I huffed and stuck my chin out defiantly, "You all go on to the bonfire, I have to keep studying. Je refuse de rater ces examens. Ils comptent trop."
"Ugh," Leah moaned but I heard the faint trace of humor. "Why must you embrace your inner geek? Why can't you smother it and conform like all the rest of us?" She teased.
"C'mon, Ange." Brigitte stood. "Nous tous descendons au feu de jardin pour une pause d'étude. Vous pouvez réorganiser votre notecards demain. " "Yeah, you're coming, Al." Leah demanded, "Les Anges n'abandonnez pas l'un l'autre dans leur temps de besoin. "
"And face it, honey." Lynnie's voice was back to normal, "Vous êtes dans le besoin désespéré. You've filled enough brain cells for tonight, time to give it up."
And then, before I knew quite what was happening they were pulling me from the library kicking and screaming. Literally.
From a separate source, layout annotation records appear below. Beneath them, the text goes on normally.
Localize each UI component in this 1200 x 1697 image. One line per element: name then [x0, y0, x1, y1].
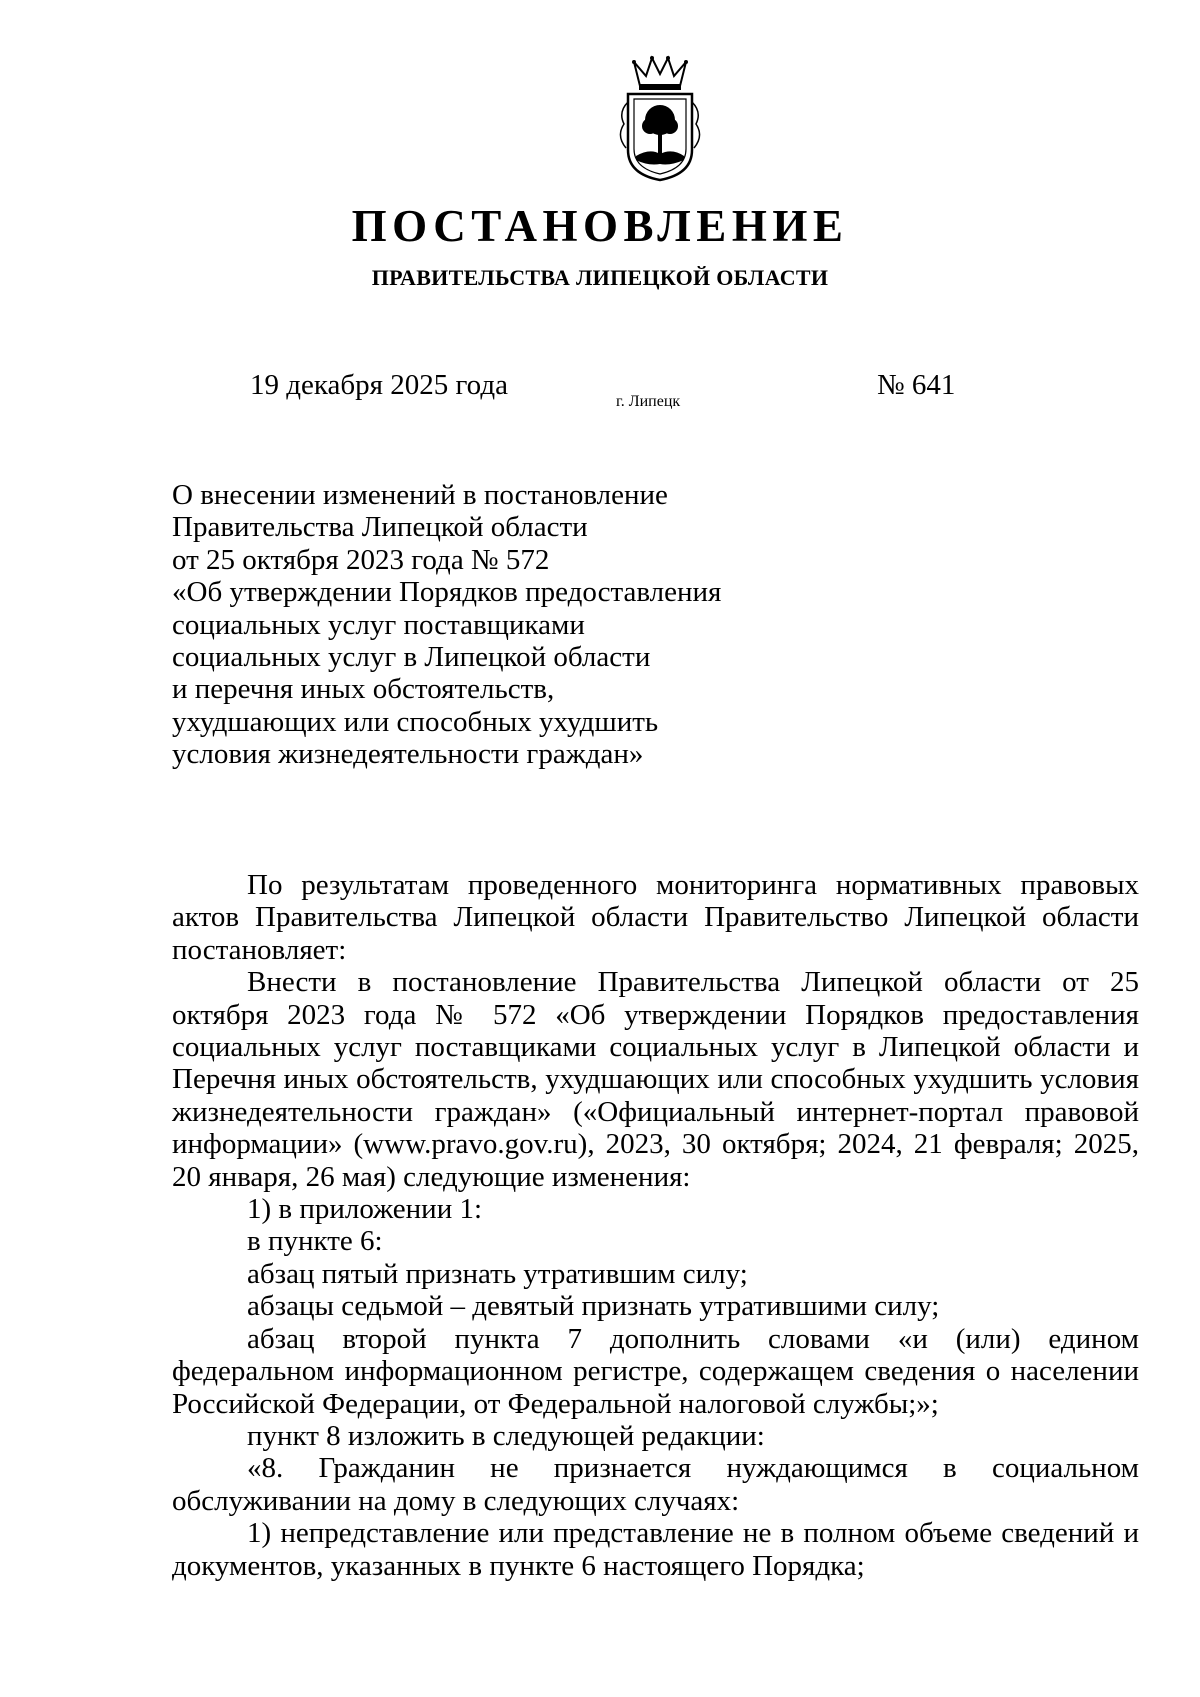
- body-paragraph: 1) в приложении 1:: [247, 1193, 483, 1226]
- heading-line: «Об утверждении Порядков предоставления: [172, 576, 722, 609]
- heading-line: от 25 октября 2023 года № 572: [172, 543, 550, 576]
- body-paragraph: абзацы седьмой – девятый признать утратившими силу;: [247, 1290, 940, 1323]
- body-paragraph: абзац пятый признать утратившим силу;: [247, 1257, 748, 1290]
- document-body: [172, 869, 1139, 1582]
- heading-line: условия жизнедеятельности граждан»: [172, 738, 644, 771]
- document-subtitle: ПРАВИТЕЛЬСТВА ЛИПЕЦКОЙ ОБЛАСТИ: [371, 265, 829, 290]
- document-city: г. Липецк: [616, 393, 681, 410]
- body-paragraph: Внести в постановление Правительства Липецкой области от 25 октября 2023 года № 572 «Об утверждении Порядков предоставления социальных услуг поставщиками социальных услуг в Липецкой области и Перечня иных обстоятельств, ухудшающих или способных ухудшить условия жизнедеятельности граждан» («Официальный интернет-портал правовой информации» (www.pravo.gov.ru), 2023, 30 октября; 2024, 21 февраля; 2025, 20 января, 26 мая) следующие изменения:: [172, 966, 1139, 1193]
- heading-line: социальных услуг в Липецкой области: [172, 641, 651, 674]
- heading-line: Правительства Липецкой области: [172, 511, 588, 544]
- heading-line: социальных услуг поставщиками: [172, 608, 585, 641]
- coat-of-arms-icon: [610, 52, 710, 182]
- body-paragraph: 1) непредставление или представление не в полном объеме сведений и документов, указанных в пункте 6 настоящего Порядка;: [172, 1517, 1139, 1582]
- body-paragraph: По результатам проведенного мониторинга нормативных правовых актов Правительства Липецкой области Правительство Липецкой области постановляет:: [172, 869, 1139, 966]
- heading-line: О внесении изменений в постановление: [172, 479, 668, 511]
- heading-line: и перечня иных обстоятельств,: [172, 673, 555, 706]
- body-paragraph: «8. Гражданин не признается нуждающимся в социальном обслуживании на дому в следующих случаях:: [172, 1452, 1139, 1517]
- document-title: ПОСТАНОВЛЕНИЕ: [351, 201, 849, 251]
- document-heading: [172, 479, 772, 771]
- document-date: 19 декабря 2025 года: [250, 369, 508, 401]
- heading-line: ухудшающих или способных ухудшить: [172, 705, 659, 738]
- body-paragraph: абзац второй пункта 7 дополнить словами «и (или) едином федеральном информационном регистре, содержащем сведения о населении Российской Федерации, от Федеральной налоговой службы;»;: [172, 1322, 1139, 1420]
- body-paragraph: в пункте 6:: [247, 1225, 383, 1258]
- document-number: № 641: [877, 369, 956, 401]
- body-paragraph: пункт 8 изложить в следующей редакции:: [247, 1419, 765, 1452]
"Let go of me, you bloody lunatics!" I ordered futily as I wriggled beneath their grasps. "I need to study! Let go of me, you lazy arse slackers! Let go now, bloody wankers- Ow! That hurts! Quit digging your claws into me, Leah! Oh, in the name of Merlin's saggy left testicle let -me -go!" I followed this with a string of profanities in French.
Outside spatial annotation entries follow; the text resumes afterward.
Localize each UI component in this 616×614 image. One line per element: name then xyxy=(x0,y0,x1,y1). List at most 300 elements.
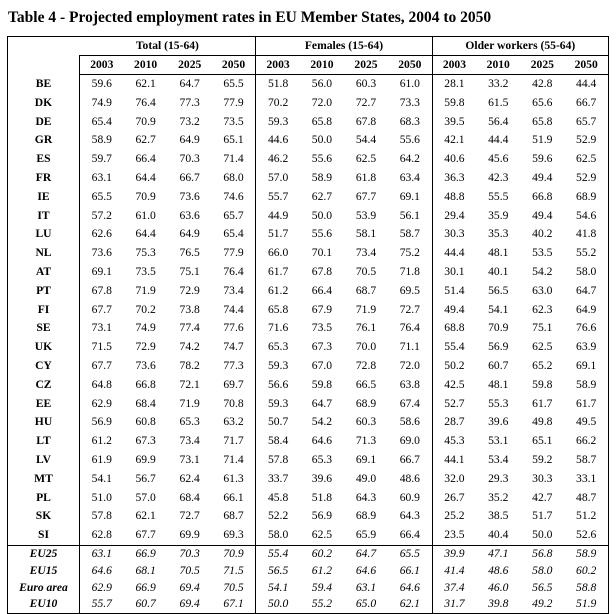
rate-cell: 62.7 xyxy=(311,189,333,203)
rate-cell: 66.4 xyxy=(311,283,333,297)
rate-cell: 64.2 xyxy=(399,152,420,166)
rate-cell: 51.2 xyxy=(576,509,597,523)
rate-cell: 40.6 xyxy=(432,150,476,169)
rate-cell: 63.9 xyxy=(576,340,597,354)
rate-cell: 33.1 xyxy=(576,471,597,485)
rate-cell: 60.9 xyxy=(399,490,420,504)
rate-cell: 61.8 xyxy=(355,170,377,184)
rate-cell: 68.4 xyxy=(179,490,200,504)
rate-cell: 54.1 xyxy=(256,580,300,597)
rate-cell: 45.8 xyxy=(256,489,300,508)
rate-cell: 51.7 xyxy=(532,509,553,523)
rate-cell: 77.9 xyxy=(223,95,244,109)
rate-cell: 55.2 xyxy=(576,246,597,260)
rate-cell: 53.1 xyxy=(488,434,509,448)
rate-cell: 62.5 xyxy=(532,340,553,354)
rate-cell: 63.6 xyxy=(179,208,200,222)
rate-cell: 63.0 xyxy=(532,283,553,297)
year-header: 2050 xyxy=(212,56,256,75)
rate-cell: 69.4 xyxy=(179,580,200,594)
rate-cell: 76.4 xyxy=(135,95,156,109)
rate-cell: 64.9 xyxy=(179,227,200,241)
rate-cell: 76.4 xyxy=(223,264,244,278)
rate-cell: 64.8 xyxy=(80,376,124,395)
rate-cell: 49.0 xyxy=(355,471,377,485)
aggregate-label: Euro area xyxy=(19,580,68,594)
rate-cell: 54.4 xyxy=(355,133,377,147)
country-code: SE xyxy=(36,321,51,335)
rate-cell: 58.9 xyxy=(576,377,597,391)
rate-cell: 70.3 xyxy=(179,152,200,166)
country-code: LU xyxy=(35,227,52,241)
rate-cell: 42.5 xyxy=(432,376,476,395)
rate-cell: 59.8 xyxy=(432,94,476,113)
rate-cell: 61.7 xyxy=(576,396,597,410)
rate-cell: 66.9 xyxy=(124,545,168,562)
rate-cell: 64.7 xyxy=(344,545,388,562)
rate-cell: 48.1 xyxy=(488,246,509,260)
rate-cell: 60.8 xyxy=(135,415,156,429)
rate-cell: 71.3 xyxy=(355,434,377,448)
table-body xyxy=(8,75,609,614)
year-header-row xyxy=(8,56,609,75)
rate-cell: 64.6 xyxy=(355,563,377,577)
rate-cell: 71.9 xyxy=(355,302,377,316)
rate-cell: 59.4 xyxy=(311,580,333,594)
rate-cell: 57.2 xyxy=(80,207,124,226)
rate-cell: 63.1 xyxy=(80,169,124,188)
rate-cell: 58.9 xyxy=(80,131,124,150)
country-row xyxy=(8,526,609,545)
rate-cell: 65.4 xyxy=(223,227,244,241)
rate-cell: 44.4 xyxy=(432,244,476,263)
rate-cell: 68.0 xyxy=(223,170,244,184)
rate-cell: 67.7 xyxy=(80,357,124,376)
rate-cell: 70.5 xyxy=(179,563,200,577)
rate-cell: 30.3 xyxy=(532,471,553,485)
rate-cell: 69.7 xyxy=(223,377,244,391)
rate-cell: 49.4 xyxy=(532,170,553,184)
country-code: FR xyxy=(35,170,52,184)
rate-cell: 56.1 xyxy=(399,208,420,222)
rate-cell: 53.5 xyxy=(532,246,553,260)
rate-cell: 23.5 xyxy=(432,526,476,545)
rate-cell: 66.1 xyxy=(399,563,420,577)
rate-cell: 66.4 xyxy=(135,152,156,166)
rate-cell: 44.1 xyxy=(432,451,476,470)
rate-cell: 71.7 xyxy=(223,434,244,448)
country-code: CY xyxy=(35,358,52,372)
rate-cell: 56.9 xyxy=(488,340,509,354)
rate-cell: 69.1 xyxy=(576,358,597,372)
rate-cell: 55.4 xyxy=(256,545,300,562)
rate-cell: 73.1 xyxy=(179,452,200,466)
rate-cell: 74.4 xyxy=(223,302,244,316)
rate-cell: 75.2 xyxy=(399,246,420,260)
rate-cell: 68.8 xyxy=(432,319,476,338)
country-row xyxy=(8,395,609,414)
rate-cell: 77.6 xyxy=(223,321,244,335)
country-code: NL xyxy=(35,246,52,260)
rate-cell: 55.2 xyxy=(311,597,333,611)
rate-cell: 64.7 xyxy=(311,396,333,410)
rate-cell: 67.8 xyxy=(355,114,377,128)
country-code: MT xyxy=(34,471,53,485)
rate-cell: 63.4 xyxy=(399,170,420,184)
rate-cell: 68.1 xyxy=(135,563,156,577)
rate-cell: 61.0 xyxy=(399,77,420,90)
rate-cell: 60.3 xyxy=(355,415,377,429)
rate-cell: 29.3 xyxy=(488,471,509,485)
rate-cell: 49.5 xyxy=(576,415,597,429)
rate-cell: 48.7 xyxy=(576,490,597,504)
country-row xyxy=(8,301,609,320)
rate-cell: 66.7 xyxy=(576,95,597,109)
country-code: FI xyxy=(37,302,50,316)
rate-cell: 61.2 xyxy=(311,563,333,577)
rate-cell: 62.5 xyxy=(355,152,377,166)
rate-cell: 26.7 xyxy=(432,489,476,508)
rate-cell: 58.9 xyxy=(564,545,608,562)
rate-cell: 76.5 xyxy=(179,246,200,260)
rate-cell: 66.7 xyxy=(399,452,420,466)
rate-cell: 70.9 xyxy=(488,321,509,335)
country-code: SK xyxy=(35,509,52,523)
rate-cell: 40.1 xyxy=(488,264,509,278)
rate-cell: 76.1 xyxy=(355,321,377,335)
rate-cell: 65.6 xyxy=(532,95,553,109)
rate-cell: 71.4 xyxy=(223,452,244,466)
rate-cell: 72.7 xyxy=(355,95,377,109)
rate-cell: 63.8 xyxy=(399,377,420,391)
country-row xyxy=(8,244,609,263)
year-header: 2003 xyxy=(432,56,476,75)
country-code: IE xyxy=(37,189,50,203)
rate-cell: 68.3 xyxy=(399,114,420,128)
rate-cell: 57.0 xyxy=(256,169,300,188)
rate-cell: 76.4 xyxy=(399,321,420,335)
rate-cell: 73.6 xyxy=(135,358,156,372)
country-code: DK xyxy=(34,95,53,109)
rate-cell: 58.6 xyxy=(399,415,420,429)
rate-cell: 54.6 xyxy=(576,208,597,222)
rate-cell: 42.7 xyxy=(532,490,553,504)
country-code: SI xyxy=(38,528,49,542)
country-code: PL xyxy=(36,490,51,504)
rate-cell: 35.2 xyxy=(488,490,509,504)
rate-cell: 71.1 xyxy=(399,340,420,354)
rate-cell: 50.0 xyxy=(532,528,553,542)
rate-cell: 61.3 xyxy=(223,471,244,485)
rate-cell: 49.4 xyxy=(432,301,476,320)
rate-cell: 46.2 xyxy=(256,150,300,169)
rate-cell: 74.2 xyxy=(179,340,200,354)
rate-cell: 32.0 xyxy=(432,470,476,489)
rate-cell: 25.2 xyxy=(432,507,476,526)
rate-cell: 77.3 xyxy=(179,95,200,109)
year-header: 2003 xyxy=(80,56,124,75)
rate-cell: 48.6 xyxy=(488,563,509,577)
rate-cell: 53.4 xyxy=(488,452,509,466)
rate-cell: 70.5 xyxy=(223,580,244,594)
rate-cell: 58.1 xyxy=(355,227,377,241)
rate-cell: 65.5 xyxy=(223,77,244,90)
rate-cell: 62.1 xyxy=(135,509,156,523)
rate-cell: 63.1 xyxy=(355,580,377,594)
rate-cell: 71.5 xyxy=(80,338,124,357)
rate-cell: 58.7 xyxy=(576,452,597,466)
rate-cell: 66.7 xyxy=(179,170,200,184)
rate-cell: 61.9 xyxy=(80,451,124,470)
rate-cell: 72.7 xyxy=(179,509,200,523)
rate-cell: 65.8 xyxy=(256,301,300,320)
aggregate-label: EU25 xyxy=(8,545,80,562)
rate-cell: 52.6 xyxy=(576,528,597,542)
rate-cell: 72.1 xyxy=(179,377,200,391)
rate-cell: 68.7 xyxy=(355,283,377,297)
country-row xyxy=(8,413,609,432)
rate-cell: 41.8 xyxy=(576,227,597,241)
country-row xyxy=(8,225,609,244)
rate-cell: 70.0 xyxy=(355,340,377,354)
rate-cell: 60.2 xyxy=(300,545,344,562)
rate-cell: 58.8 xyxy=(576,580,597,594)
rate-cell: 74.7 xyxy=(223,340,244,354)
rate-cell: 70.5 xyxy=(355,264,377,278)
rate-cell: 72.9 xyxy=(135,340,156,354)
rate-cell: 46.0 xyxy=(488,580,509,594)
rate-cell: 72.7 xyxy=(399,302,420,316)
rate-cell: 66.0 xyxy=(256,244,300,263)
group-header-older-workers: Older workers (55-64) xyxy=(432,37,608,56)
rate-cell: 64.6 xyxy=(311,434,333,448)
rate-cell: 56.5 xyxy=(532,580,553,594)
rate-cell: 72.0 xyxy=(311,95,333,109)
rate-cell: 39.9 xyxy=(432,545,476,562)
aggregate-label: EU15 xyxy=(29,563,58,577)
rate-cell: 55.4 xyxy=(432,338,476,357)
rate-cell: 64.3 xyxy=(355,490,377,504)
rate-cell: 71.9 xyxy=(135,283,156,297)
rate-cell: 51.8 xyxy=(311,490,333,504)
rate-cell: 65.0 xyxy=(355,597,377,611)
rate-cell: 70.1 xyxy=(311,246,333,260)
country-row xyxy=(8,319,609,338)
rate-cell: 56.7 xyxy=(135,471,156,485)
country-row xyxy=(8,470,609,489)
year-header: 2025 xyxy=(344,56,388,75)
rate-cell: 61.7 xyxy=(256,263,300,282)
rate-cell: 61.2 xyxy=(256,282,300,301)
rate-cell: 64.7 xyxy=(576,283,597,297)
rate-cell: 59.3 xyxy=(256,357,300,376)
rate-cell: 59.3 xyxy=(256,113,300,132)
rate-cell: 47.1 xyxy=(476,545,520,562)
rate-cell: 71.5 xyxy=(223,563,244,577)
rate-cell: 73.8 xyxy=(179,302,200,316)
rate-cell: 61.5 xyxy=(488,95,509,109)
rate-cell: 71.6 xyxy=(256,319,300,338)
rate-cell: 44.4 xyxy=(488,133,509,147)
rate-cell: 58.0 xyxy=(576,264,597,278)
rate-cell: 73.1 xyxy=(80,319,124,338)
rate-cell: 55.6 xyxy=(311,227,333,241)
rate-cell: 65.3 xyxy=(256,338,300,357)
rate-cell: 56.8 xyxy=(520,545,564,562)
rate-cell: 65.1 xyxy=(223,133,244,147)
country-code: CZ xyxy=(35,377,52,391)
country-code: AT xyxy=(35,264,52,278)
rate-cell: 70.9 xyxy=(135,189,156,203)
rate-cell: 61.7 xyxy=(532,396,553,410)
rate-cell: 64.6 xyxy=(399,580,420,594)
rate-cell: 60.3 xyxy=(355,77,377,90)
rate-cell: 73.3 xyxy=(399,95,420,109)
rate-cell: 54.2 xyxy=(532,264,553,278)
rate-cell: 70.2 xyxy=(256,94,300,113)
rate-cell: 68.9 xyxy=(355,509,377,523)
rate-cell: 64.6 xyxy=(80,563,124,580)
rate-cell: 71.8 xyxy=(399,264,420,278)
rate-cell: 53.9 xyxy=(355,208,377,222)
rate-cell: 45.6 xyxy=(488,152,509,166)
rate-cell: 55.7 xyxy=(80,596,124,613)
rate-cell: 31.7 xyxy=(432,596,476,613)
rate-cell: 66.1 xyxy=(223,490,244,504)
rate-cell: 62.1 xyxy=(135,77,156,90)
rate-cell: 74.9 xyxy=(80,94,124,113)
rate-cell: 40.2 xyxy=(532,227,553,241)
rate-cell: 39.5 xyxy=(432,113,476,132)
rate-cell: 62.1 xyxy=(399,597,420,611)
country-code: BE xyxy=(35,76,52,90)
rate-cell: 44.4 xyxy=(576,77,597,90)
rate-cell: 67.4 xyxy=(399,396,420,410)
rate-cell: 33.7 xyxy=(256,470,300,489)
corner-cell xyxy=(8,37,80,56)
rate-cell: 65.3 xyxy=(311,452,333,466)
rate-cell: 77.9 xyxy=(223,246,244,260)
country-code: LV xyxy=(35,452,52,466)
rate-cell: 77.3 xyxy=(223,358,244,372)
rate-cell: 62.9 xyxy=(80,395,124,414)
rate-cell: 69.1 xyxy=(355,452,377,466)
rate-cell: 41.4 xyxy=(432,563,476,580)
rate-cell: 69.1 xyxy=(399,189,420,203)
rate-cell: 58.0 xyxy=(532,563,553,577)
rate-cell: 65.7 xyxy=(223,208,244,222)
rate-cell: 67.7 xyxy=(135,528,156,542)
rate-cell: 72.0 xyxy=(399,358,420,372)
rate-cell: 39.6 xyxy=(488,415,509,429)
rate-cell: 60.7 xyxy=(488,358,509,372)
country-row xyxy=(8,451,609,470)
rate-cell: 73.4 xyxy=(223,283,244,297)
rate-cell: 54.1 xyxy=(488,302,509,316)
rate-cell: 50.2 xyxy=(432,357,476,376)
rate-cell: 65.7 xyxy=(576,114,597,128)
rate-cell: 54.2 xyxy=(311,415,333,429)
rate-cell: 59.3 xyxy=(256,395,300,414)
rate-cell: 65.8 xyxy=(532,114,553,128)
rate-cell: 62.5 xyxy=(576,152,597,166)
rate-cell: 54.1 xyxy=(80,470,124,489)
rate-cell: 30.3 xyxy=(432,225,476,244)
rate-cell: 65.5 xyxy=(80,188,124,207)
country-row xyxy=(8,282,609,301)
rate-cell: 57.0 xyxy=(135,490,156,504)
rate-cell: 72.8 xyxy=(355,358,377,372)
rate-cell: 73.4 xyxy=(179,434,200,448)
rate-cell: 59.6 xyxy=(80,75,124,94)
rate-cell: 57.8 xyxy=(256,451,300,470)
rate-cell: 56.9 xyxy=(80,413,124,432)
rate-cell: 74.6 xyxy=(223,189,244,203)
year-header: 2050 xyxy=(564,56,608,75)
rate-cell: 65.8 xyxy=(311,114,333,128)
rate-cell: 73.5 xyxy=(135,264,156,278)
rate-cell: 51.4 xyxy=(432,282,476,301)
rate-cell: 58.4 xyxy=(256,432,300,451)
rate-cell: 64.4 xyxy=(135,227,156,241)
rate-cell: 59.8 xyxy=(532,377,553,391)
rate-cell: 69.4 xyxy=(179,597,200,611)
rate-cell: 50.0 xyxy=(311,133,333,147)
rate-cell: 51.8 xyxy=(256,75,300,94)
rate-cell: 52.2 xyxy=(256,507,300,526)
rate-cell: 67.1 xyxy=(223,597,244,611)
country-row xyxy=(8,113,609,132)
rate-cell: 38.5 xyxy=(488,509,509,523)
rate-cell: 66.8 xyxy=(532,189,553,203)
rate-cell: 67.8 xyxy=(311,264,333,278)
rate-cell: 62.5 xyxy=(311,528,333,542)
table-title: Table 4 - Projected employment rates in EU Member States, 2004 to 2050 xyxy=(8,9,492,26)
country-row xyxy=(8,75,609,94)
year-header: 2025 xyxy=(168,56,212,75)
aggregate-label: EU10 xyxy=(29,597,58,611)
country-row xyxy=(8,263,609,282)
rate-cell: 63.2 xyxy=(223,415,244,429)
rate-cell: 60.7 xyxy=(135,597,156,611)
rate-cell: 65.5 xyxy=(388,545,432,562)
rate-cell: 70.2 xyxy=(135,302,156,316)
rate-cell: 67.7 xyxy=(355,189,377,203)
rate-cell: 66.2 xyxy=(576,434,597,448)
rate-cell: 56.0 xyxy=(311,77,333,90)
aggregate-row xyxy=(8,580,609,597)
rate-cell: 35.3 xyxy=(488,227,509,241)
rate-cell: 56.5 xyxy=(488,283,509,297)
year-header: 2010 xyxy=(300,56,344,75)
rate-cell: 39.8 xyxy=(488,597,509,611)
rate-cell: 50.7 xyxy=(256,413,300,432)
rate-cell: 48.6 xyxy=(399,471,420,485)
rate-cell: 61.2 xyxy=(80,432,124,451)
rate-cell: 56.4 xyxy=(488,114,509,128)
rate-cell: 40.4 xyxy=(488,528,509,542)
country-code: DE xyxy=(35,114,52,128)
rate-cell: 67.7 xyxy=(80,301,124,320)
rate-cell: 75.1 xyxy=(179,264,200,278)
year-header: 2010 xyxy=(124,56,168,75)
rate-cell: 71.4 xyxy=(223,152,244,166)
country-row xyxy=(8,150,609,169)
corner-cell xyxy=(8,56,80,75)
country-code: ES xyxy=(36,152,51,166)
rate-cell: 71.9 xyxy=(179,396,200,410)
group-header-total: Total (15-64) xyxy=(80,37,256,56)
And they dragged me like that all the way down to the beach.
I'd had to put myself under a sleeping charm the night before exams because I couldn't drift into careless slumber by myself. My back was a wreck from all the stress and my neck was full of knots, as Tre felt obligated to point out that morning as he massaged it. They all could tell that I was by far the most stressed, they just couldn't understand why.
My classmates and friends were just as nervous as I was but they couldn't understand why I, Beauxbatons resident bookworm, was freaking out so much. They thought this would be a piece of cake for me. I, however, thought it was going to be the hardest test of my life.
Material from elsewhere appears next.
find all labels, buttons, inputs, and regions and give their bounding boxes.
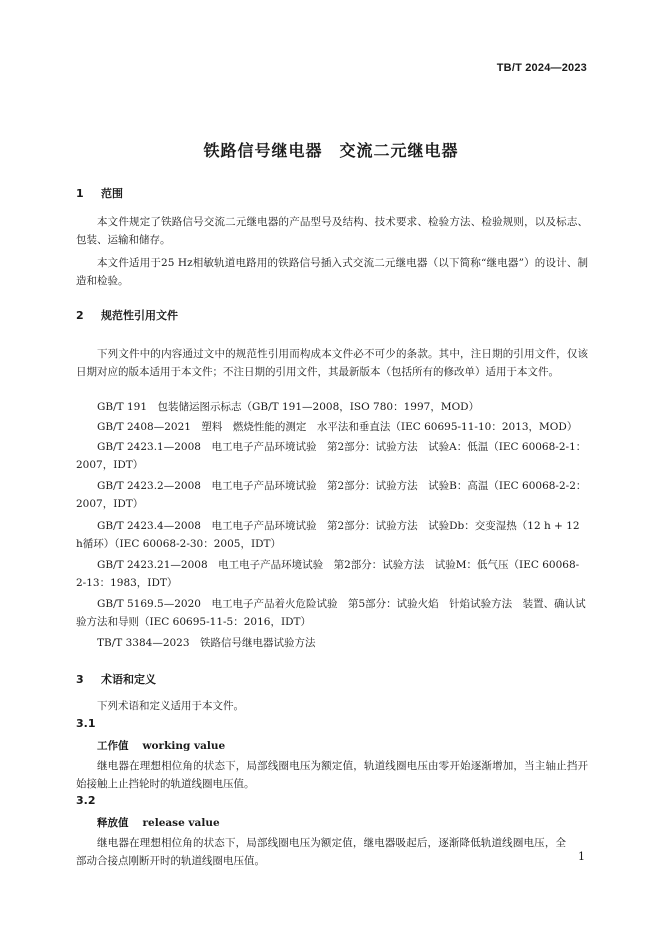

"I think I'd give just about anything to not have to take this test right now. I'd run through the halls in my knickers if it meant I got to skip them."
"Je pourrais me mettre derrière cette idée." (I could get behind that idea. ) Adam grinned suggestively.
Lynnie punched him for me.
"Ouch." He glowered at her.
"Serves you right, perv." Lynnie smirked.
"So you're saying you'd go through torture rather than pass this exam with flying colors like we all know you will?" Henri asked with humor in his eyes.
I glared but answered just the same. "Oui."
"Even another year at Hogwarts?"
Three hands smacked Andre over the head. And I smirked as he yelped. Leave it to Lynnie, Leah and Bee to get violent. The mention of Hogwarts didn't even bug me like it normally would've. No dark shadow crossed my face, my eyes lost none of their shine.
I was perfectly unphased and able to grin at him amusedly. "Bien, je devrais penser à celui-là. But given my recent experiance, I think I could handle it." I winked at Lynnie, Leah and Bee.
The boys gave us confused looks but they'd learned that it was just safer not to even ask anymore. They'd had way too many 'it's a girl thing' diabolicals to step into that mine field again.
Adam sighed, "C'mon, Ange's got some exams to fail."
The same three hands smacked him.
The rest of us collapsed into giggles but Henri managed to choak out. "Three times in ten minutes! That's a record, mates!"